We hypothesized that recognition of systolic flow reversal (pulsatile flow) after thrombolytic administration on coronary angiography is associated with angiographic and electrocardiogram findings reflecting impaired myocardial perfusion, as well as poorer clinical outcomes.


Reversal of systolic flow on Doppler velocity wire recordings has been associated with impaired tissue perfusion on myocardial contrast echocardiography in the setting of myocardial infarction (MI).


Patients (n = 1,062) with a patent infarct-related artery were drawn from the Thrombolysis In Myocardial Infarction (TIMI) 10, TIMI 14, and Integrillin and Tenecteplase acute MI trials.

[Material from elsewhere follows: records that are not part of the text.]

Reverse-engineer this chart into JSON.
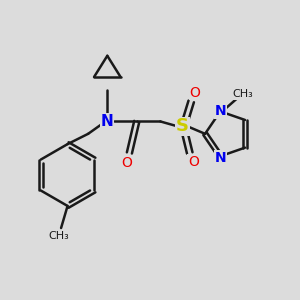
{
  "background_color": "#dcdcdc",
  "figsize": [
    3.0,
    3.0
  ],
  "dpi": 100,
  "bond_color": "#1a1a1a",
  "bond_lw": 1.8,
  "dbo": 0.008,
  "colors": {
    "N": "#0000ee",
    "O": "#ee0000",
    "S": "#cccc00",
    "C": "#1a1a1a"
  }
}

Pulsatile flow (systolic flow reversal with cessation of antegrade contrast-dye motion or frank reversal of contrast-dye motion during systole) at 60 min after fibrinolytic administration was present in 11.0% of patients. Pulsatile flow was associated with higher corrected TIMI frame counts (slower epicardial flow) (median 40.1 frames, IQ 30 of 63 vs. 30 frames, interquartile 22 of 42, p < 0.0001), a closed microvasculature (TIMI myocardial perfusion grades 0 of 1, 57.1% vs. 37.8%, p = 0.03) and less complete (> or =70%) ST-segment resolution (23.5% vs. 58.9%, p = 0.008). Patients with pulsatile flow had a higher risk of death or reinfarction at 30 days (10.3% vs. 5.0%, p = 0.019). After controlling for age, pulse, blood pressure, anterior MI location, epicardial flow, and creatine kinase, pulsatile flow remained associated with an increased risk of death/MI (odds ratio 3.1, p = 0.006).


A pulsatile pattern of flow is associated with impaired myocardial perfusion and poorer clinical outcomes independent of the velocity of antegrade flow in the epicardial artery. This simple and easily identifiable angiographic flow pattern may be useful in clinical risk stratification.